Full simulations should become a monthly fixture. These are not just about getting more practice. They're about teaching your child what it feels like to maintain concentration and accuracy across a long, varied test. That's a skill in itself.
Term focus
- Targeted practice on identified weakness areas
- New content still gets introduced where gaps remain; winding down comes later
- Monthly full simulations
- Writing: consistency over ambition, with regular timed responses across all four genres
- Review process: every practice session should include structured review, not just completion
Year 6 Term 1 · Consolidation
Consolidate, simulate and finish any remaining content
Year 6 Term 1 is the last full term before the test in May. The emphasis is firmly on consolidation, simulation and stamina, but this is not yet the point to stop learning. If there are still gaps to close or writing genres to strengthen, there's still time to work on them through this term. The test is months away, not weeks.
Alongside that, full simulations should become a fortnightly fixture, with review sessions that reinforce what's known and writing practice that produces increasingly polished responses. The goal of the term is to make the test feel familiar.
The one hard rule is the final month before the test. By roughly four weeks out (which falls across the Term 1–2 holidays and the start of Term 2), stop introducing new question types, approaches or writing genres, and switch entirely to light review. The goal is to arrive on test day rested, familiar and calm, not exhausted from a last-minute push.
Term focus
- Close any remaining gaps; new content is still fine early in the term
- Fortnightly full simulations under test conditions
- Review sessions that reinforce known patterns
- Writing: move toward polished, consistent responses
- Final month before the test: no new content, light review only, prioritise rest and routine
May, Year 6 · Test day
Test day
The selective high school placement test. A child who has followed a sensible, consistent preparation programme over 18 months should arrive here with real familiarity and confidence. The test is not a mystery at this point. It's something they've practised extensively.

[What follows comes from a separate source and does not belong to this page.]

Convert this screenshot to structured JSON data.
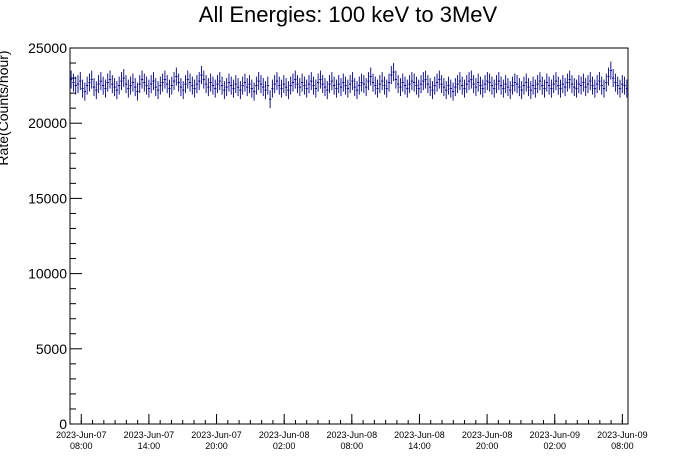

A note on rhythm over volume
The most common mistake in selective preparation isn't doing too little. It's doing too
much, too early, and burning out before the test. A consistent routine of three to four
sessions per week, across all four subjects, sustained over 18 months, will outperform
intensive bursts followed by long gaps every time.
If you can only do one thing consistently, make it writing. It's the component that
benefits most from time, the one families most consistently underinvest in, and the one
where early starts pay the largest dividends.